Para san Pablo la cruz formaba parte del núcleo de la predicación cristiana. Nada podía entenderse sin la Cruz, en la que Dios había mostrado su amor a los hombres. No se trataba de que un hombre hubiera ofrecido su vida por Dios, sino de que el mismo Dios, había entregado la suya para salvarnos, y ello a pesar de ser nosotros pecadores. Por eso decía el Apóstol que no se avergonzaba de la Cruz de Cristo.

En el Evangelio de hoy se nos habla también de la cruz. De la de Jesús y de la nuestra. Pero la nuestra no debe entenderse como algo propio, en la que Dios no tiene nada que ver. Al contrario, el Señor la vincula con la suya. Nuestra cruz se entiende sólo en su seguimiento. Sin Él no es portadora de salvación. Al igual que muchas personas habían muerto crucificadas en el imperio romano, y ninguna de aquellas muertes trajo nada al mundo, sólo dolor.

Por eso hemos de leer la invitación del Señor en unión con su ofrenda en el Calvario. Así nos lo da a entender cando nos invita a seguirle después de anunciarnos: “El Hijo del hombre tiene que padecer mucho, ser desechado por los ancianos, sumos sacerdotes y escribas, ser ejecutado y resucitar al tercer día”. Para salvar nuestra vida hemos de estar unidos a la Cruz del Señor.
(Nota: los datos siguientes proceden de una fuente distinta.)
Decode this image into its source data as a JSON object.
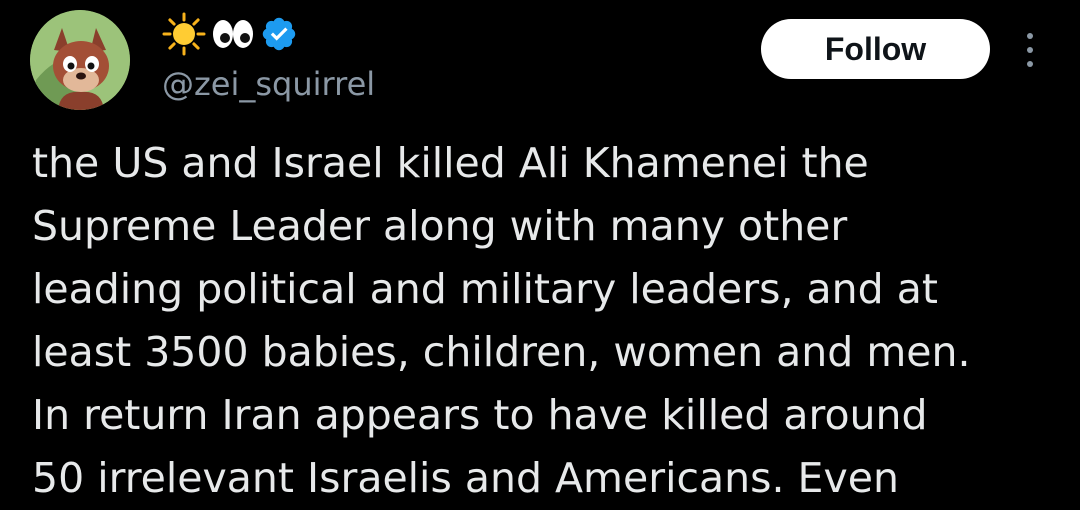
{
  "tweet": {
    "author": {
      "display_name_icons": [
        "sun-icon",
        "eyes-icon"
      ],
      "verified_badge": "verified-badge-icon",
      "handle": "@zei_squirrel",
      "avatar": "squirrel-avatar"
    },
    "follow_label": "Follow",
    "more_icon": "more-options-icon",
    "text_lines": [
      "the US and Israel killed Ali Khamenei the",
      "Supreme Leader along with many other",
      "leading political and military leaders, and at",
      "least 3500 babies, children, women and men.",
      "In return Iran appears to have killed around",
      "50 irrelevant Israelis and Americans. Even"
    ]
  },
  "colors": {
    "background": "#000000",
    "text_primary": "#e7e9ea",
    "text_secondary": "#8b98a5",
    "follow_bg": "#ffffff",
    "follow_text": "#0f1419",
    "verified_blue": "#1d9bf0"
  }
}
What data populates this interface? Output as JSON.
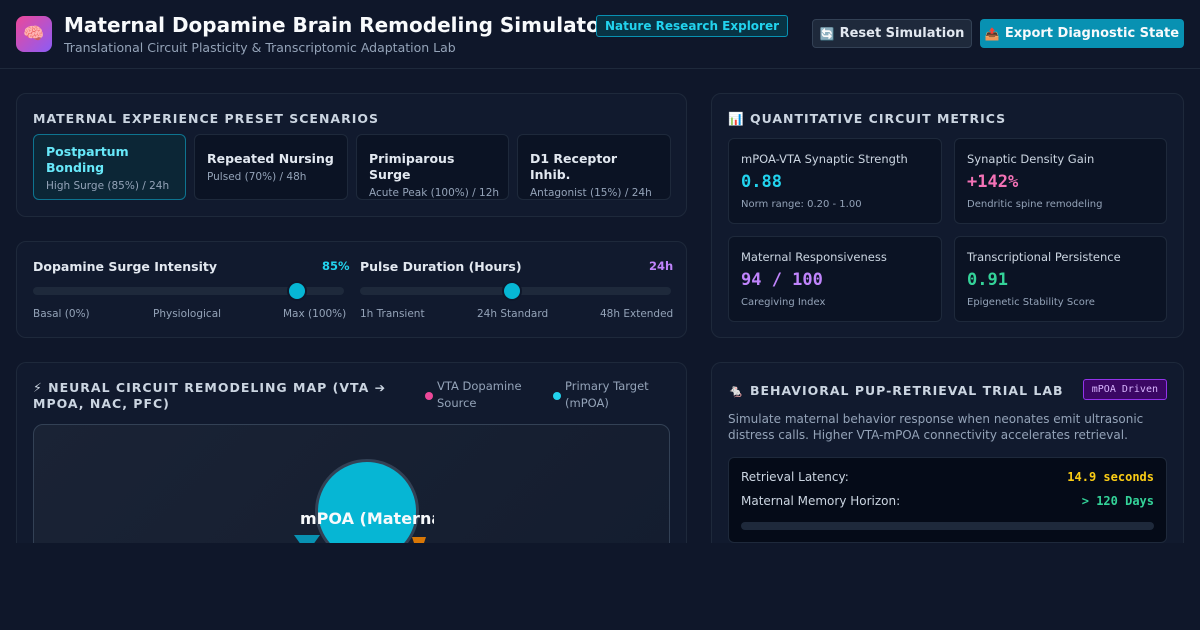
{
  "header": {
    "logo_icon": "🧠",
    "title": "Maternal Dopamine Brain Remodeling Simulator",
    "badge": "Nature Research Explorer",
    "subtitle": "Translational Circuit Plasticity & Transcriptomic Adaptation Lab",
    "reset_icon": "🔄",
    "reset_label": "Reset Simulation",
    "export_icon": "📤",
    "export_label": "Export Diagnostic State"
  },
  "presets": {
    "title": "MATERNAL EXPERIENCE PRESET SCENARIOS",
    "active_index": 0,
    "items": [
      {
        "name": "Postpartum Bonding",
        "detail": "High Surge (85%) / 24h"
      },
      {
        "name": "Repeated Nursing",
        "detail": "Pulsed (70%) / 48h"
      },
      {
        "name": "Primiparous Surge",
        "detail": "Acute Peak (100%) / 12h"
      },
      {
        "name": "D1 Receptor Inhib.",
        "detail": "Antagonist (15%) / 24h"
      }
    ]
  },
  "controls": {
    "intensity": {
      "label": "Dopamine Surge Intensity",
      "value_text": "85%",
      "level": 0.85,
      "ticks": [
        "Basal (0%)",
        "Physiological",
        "Max (100%)"
      ]
    },
    "duration": {
      "label": "Pulse Duration (Hours)",
      "value_text": "24h",
      "level": 0.49,
      "ticks": [
        "1h Transient",
        "24h Standard",
        "48h Extended"
      ]
    }
  },
  "metrics": {
    "icon": "📊",
    "title": "QUANTITATIVE CIRCUIT METRICS",
    "items": [
      {
        "label": "mPOA-VTA Synaptic Strength",
        "value": "0.88",
        "sub": "Norm range: 0.20 - 1.00",
        "color": "#22d3ee"
      },
      {
        "label": "Synaptic Density Gain",
        "value": "+142%",
        "sub": "Dendritic spine remodeling",
        "color": "#f472b6"
      },
      {
        "label": "Maternal Responsiveness",
        "value": "94 / 100",
        "sub": "Caregiving Index",
        "color": "#c084fc"
      },
      {
        "label": "Transcriptional Persistence",
        "value": "0.91",
        "sub": "Epigenetic Stability Score",
        "color": "#34d399"
      }
    ]
  },
  "circuit_map": {
    "icon": "⚡",
    "title": "NEURAL CIRCUIT REMODELING MAP (VTA ➔ MPOA, NAC, PFC)",
    "legend": [
      {
        "label": "VTA Dopamine Source",
        "color": "#ec4899"
      },
      {
        "label": "Primary Target (mPOA)",
        "color": "#22d3ee"
      }
    ],
    "node_label": "mPOA (Maternal Hub)",
    "node_color": "#06b6d4"
  },
  "behavior_lab": {
    "icon": "🐁",
    "title": "BEHAVIORAL PUP-RETRIEVAL TRIAL LAB",
    "badge": "mPOA Driven",
    "description": "Simulate maternal behavior response when neonates emit ultrasonic distress calls. Higher VTA-mPOA connectivity accelerates retrieval.",
    "rows": [
      {
        "label": "Retrieval Latency:",
        "value": "14.9 seconds",
        "color": "#facc15"
      },
      {
        "label": "Maternal Memory Horizon:",
        "value": "> 120 Days",
        "color": "#34d399"
      }
    ],
    "progress": 0.0
  }
}
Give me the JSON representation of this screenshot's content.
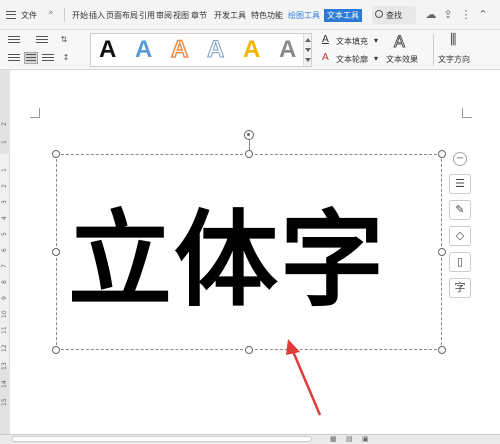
{
  "menubar": {
    "file_label": "文件",
    "tabs": [
      "开始",
      "插入",
      "页面布局",
      "引用",
      "审阅",
      "视图",
      "章节",
      "开发工具",
      "特色功能"
    ],
    "drawing_tools_label": "绘图工具",
    "text_tools_label": "文本工具",
    "search_label": "查找",
    "accent_color": "#2b7ad8"
  },
  "ribbon": {
    "text_styles": [
      {
        "glyph": "A",
        "color": "#111111",
        "style": "solid-black"
      },
      {
        "glyph": "A",
        "color": "#5a9bd5",
        "style": "blue-gradient"
      },
      {
        "glyph": "A",
        "color": "#ed8b4a",
        "style": "orange-outline"
      },
      {
        "glyph": "A",
        "color": "#ffffff",
        "style": "white-outline"
      },
      {
        "glyph": "A",
        "color": "#f2b400",
        "style": "yellow"
      },
      {
        "glyph": "A",
        "color": "#8a8a8a",
        "style": "gray-gradient"
      }
    ],
    "text_fill_label": "文本填充",
    "text_outline_label": "文本轮廓",
    "text_effect_label": "文本效果",
    "text_direction_label": "文字方向"
  },
  "document": {
    "wordart_text": "立体字"
  },
  "ruler": {
    "numbers": [
      "2",
      "1",
      "1",
      "2",
      "3",
      "4",
      "5",
      "6",
      "7",
      "8",
      "9",
      "10",
      "11",
      "12",
      "13",
      "14",
      "15"
    ]
  },
  "sidetools": {
    "collapse_icon": "minus-icon",
    "tools": [
      "layout-options-icon",
      "pen-icon",
      "shape-fill-icon",
      "frame-icon",
      "text-icon"
    ]
  }
}
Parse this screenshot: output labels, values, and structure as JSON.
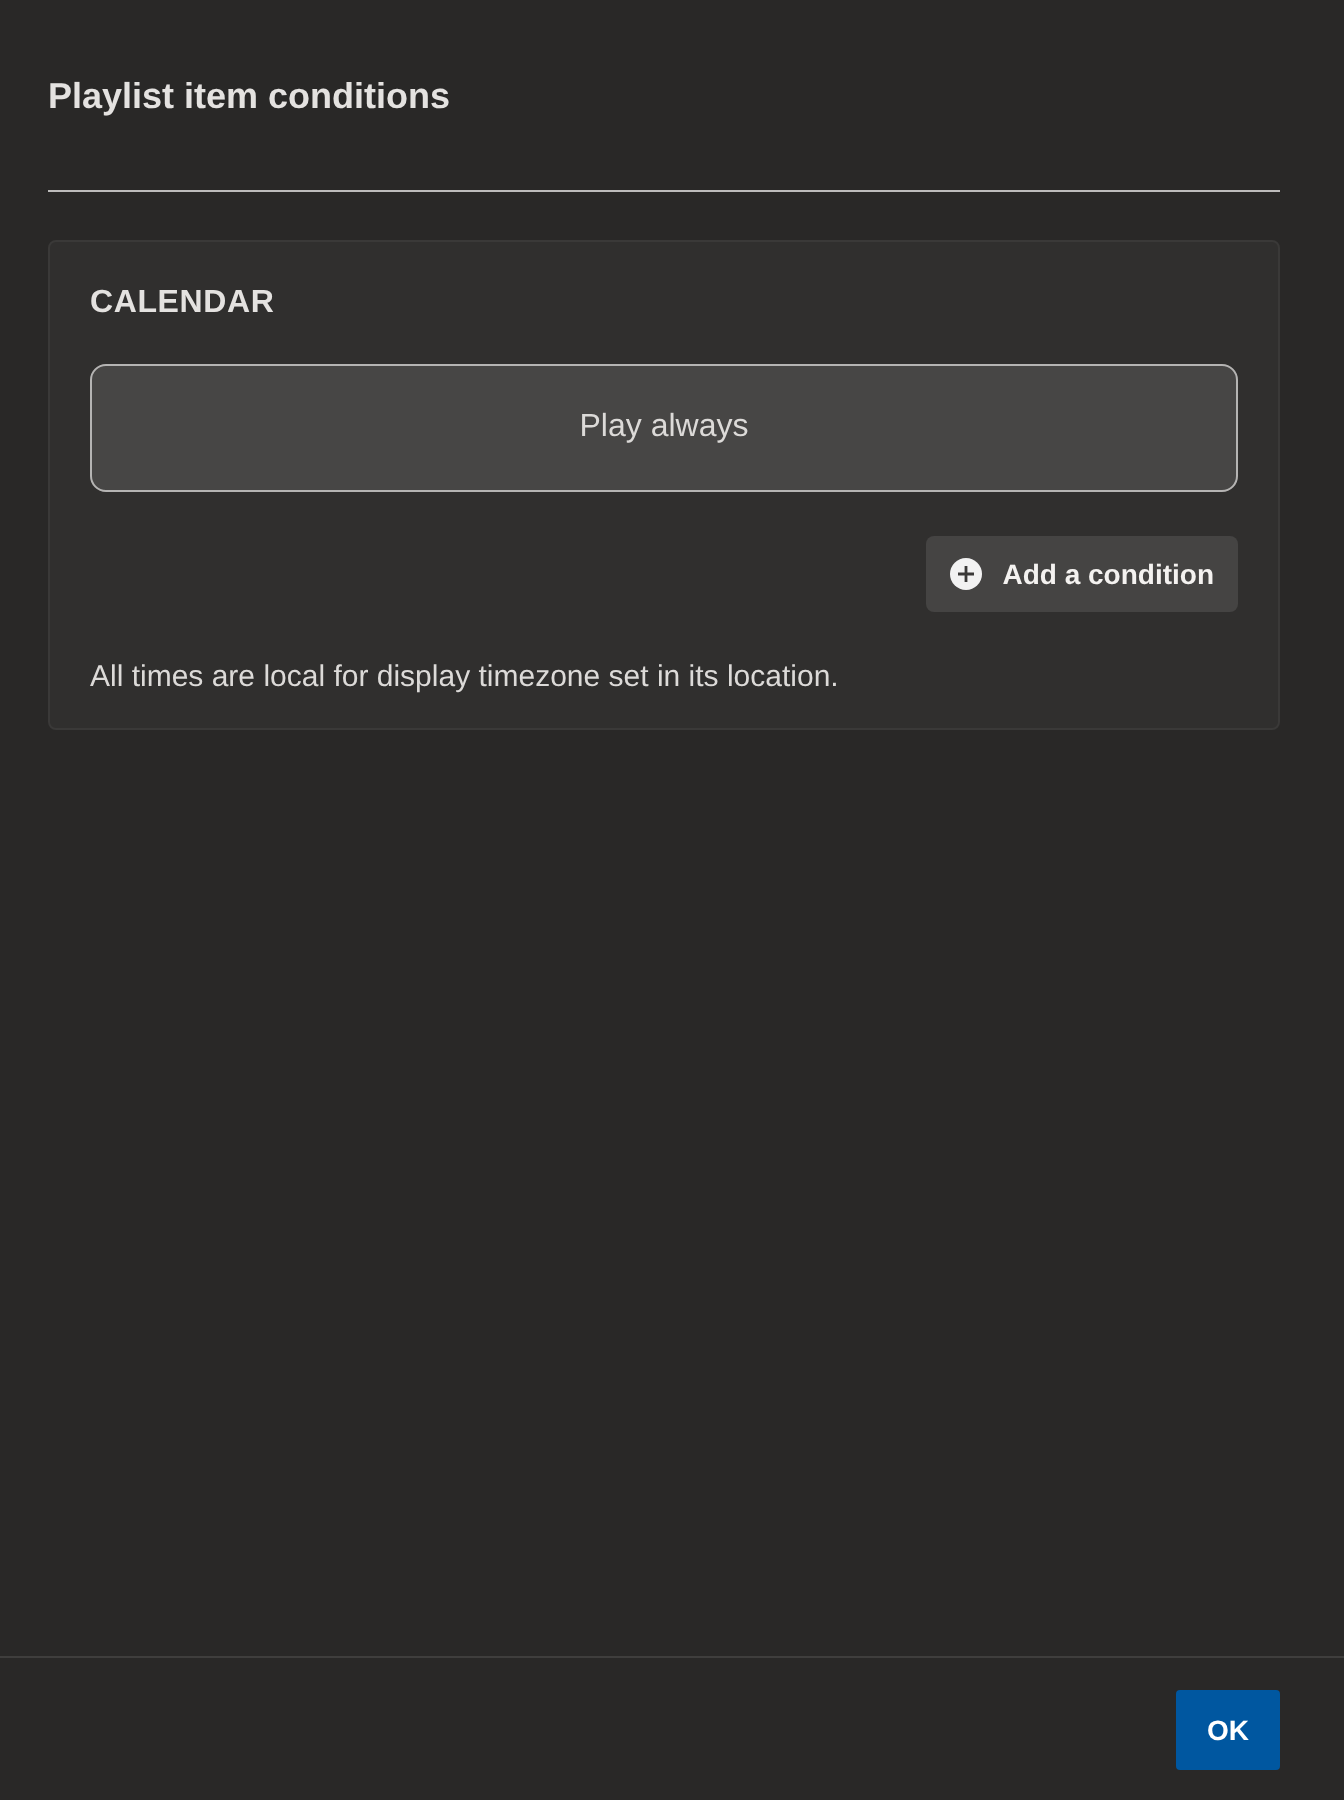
{
  "dialog": {
    "title": "Playlist item conditions"
  },
  "section": {
    "heading": "CALENDAR",
    "conditions": [
      {
        "kind": "summary",
        "text": "Play always"
      }
    ],
    "add_button": {
      "label": "Add a condition"
    },
    "note": "All times are local for display timezone set in its location."
  },
  "footer": {
    "buttons": [
      {
        "kind": "primary",
        "label": "OK"
      }
    ]
  }
}
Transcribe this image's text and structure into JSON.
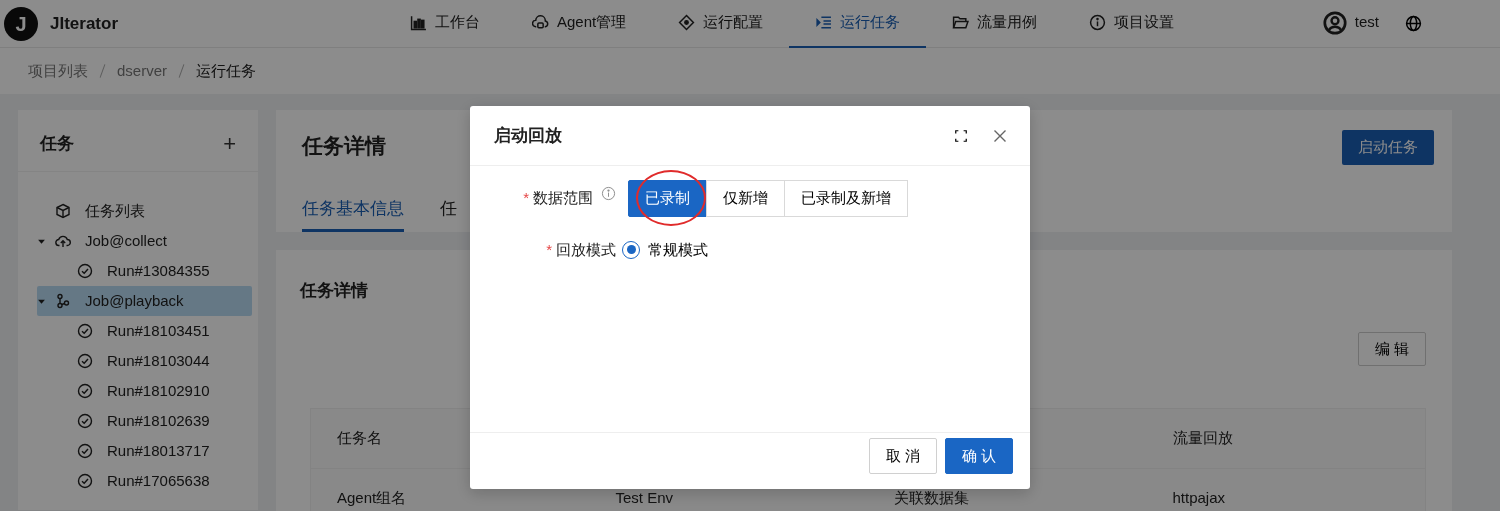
{
  "app": {
    "logo_letter": "J",
    "name": "JIterator"
  },
  "nav": [
    {
      "label": "工作台",
      "selected": false
    },
    {
      "label": "Agent管理",
      "selected": false
    },
    {
      "label": "运行配置",
      "selected": false
    },
    {
      "label": "运行任务",
      "selected": true
    },
    {
      "label": "流量用例",
      "selected": false
    },
    {
      "label": "项目设置",
      "selected": false
    }
  ],
  "user": {
    "name": "test"
  },
  "breadcrumb": [
    "项目列表",
    "dserver",
    "运行任务"
  ],
  "sidebar": {
    "title": "任务",
    "add": "+",
    "items": [
      {
        "label": "任务列表",
        "kind": "list",
        "selected": false
      },
      {
        "label": "Job@collect",
        "kind": "collect",
        "selected": false,
        "expanded": true,
        "children": [
          {
            "label": "Run#13084355",
            "kind": "run",
            "selected": false
          }
        ]
      },
      {
        "label": "Job@playback",
        "kind": "playback",
        "selected": true,
        "expanded": true,
        "children": [
          {
            "label": "Run#18103451",
            "kind": "run",
            "selected": false
          },
          {
            "label": "Run#18103044",
            "kind": "run",
            "selected": false
          },
          {
            "label": "Run#18102910",
            "kind": "run",
            "selected": false
          },
          {
            "label": "Run#18102639",
            "kind": "run",
            "selected": false
          },
          {
            "label": "Run#18013717",
            "kind": "run",
            "selected": false
          },
          {
            "label": "Run#17065638",
            "kind": "run",
            "selected": false
          }
        ]
      }
    ]
  },
  "header": {
    "title": "任务详情",
    "action": "启动任务",
    "tabs": [
      {
        "label": "任务基本信息",
        "selected": true
      },
      {
        "label": "任",
        "selected": false
      }
    ]
  },
  "details": {
    "title": "任务详情",
    "edit": "编 辑",
    "rows": [
      {
        "column_1": "任务名",
        "column_4": "流量回放"
      },
      {
        "column_1": "Agent组名",
        "column_2": "Test Env",
        "column_3": "关联数据集",
        "column_4": "httpajax"
      }
    ]
  },
  "dialog": {
    "title": "启动回放",
    "fields": [
      {
        "label": "数据范围",
        "required_mark": "*",
        "info": true,
        "kind": "segmented",
        "options": [
          {
            "label": "已录制",
            "selected": true,
            "marked": true
          },
          {
            "label": "仅新增",
            "selected": false,
            "marked": false
          },
          {
            "label": "已录制及新增",
            "selected": false,
            "marked": false
          }
        ]
      },
      {
        "label": "回放模式",
        "required_mark": "*",
        "kind": "radio",
        "options": [
          {
            "label": "常规模式",
            "selected": true
          }
        ]
      }
    ],
    "buttons": [
      {
        "label": "取 消",
        "kind": "secondary"
      },
      {
        "label": "确 认",
        "kind": "primary"
      }
    ]
  }
}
En principio nuestra razón se revela contra ello. ¿Cómo puede ser que Dios me salve muriendo de una forma tan cruel e ignominiosa? Si la pregunta no tuviera respuesta la perplejidad nos dejaría inmóviles. Pero quien muere, lo hace por amor, y vence a la misma muerte resucitando.

La Cuaresma, en el día de hoy, nos invita de manera particular a contemplar la Cruz de Cristo. Con la mirada puesta en Él, hemos de iniciar este camino de conversión. Continuamente queremos asegurar nuestra vida, ganarla en el horizonte de lo meramente terreno. Quizás, por ejemplo, la actual crisis económica, nos lleva a ser más avaros con nuestro dinero, para asegurar nuestra vida, cuando la lógica de la Cruz nos invita a ser más sensibles con quienes pasan necesidad, que es una manera de dar la vida, de entregarla para que no se pierda.

En estos días se nos invita a redescubrir lo más preciado de nuestra vida, y a darnos cuenta de que nuestro Salvador es Jesús. Perdemos tanto tiempo intentando asegurar nuestra existencia con otros medios, que al final se revelan ineficaces y aún nos destruyen más, que parece una necedad no centrarse en lo esencial. Como no es fácil cambiar repentinamente, la Iglesia nos invita a las prácticas penitenciales, del ayuno, la abstinencia, la limosna y la oración. Su práctica no sólo nos desapega de los afectos desordenados, sino que ensancha nuestra alma para comprender mejor y gustar, el amor que Dios nos tiene.

Que la Virgen María nos ayude a permanecer en el seguimiento de Jesús, a llevar nuestra cruz junto a la suya, que es la que hace soportable la de todos.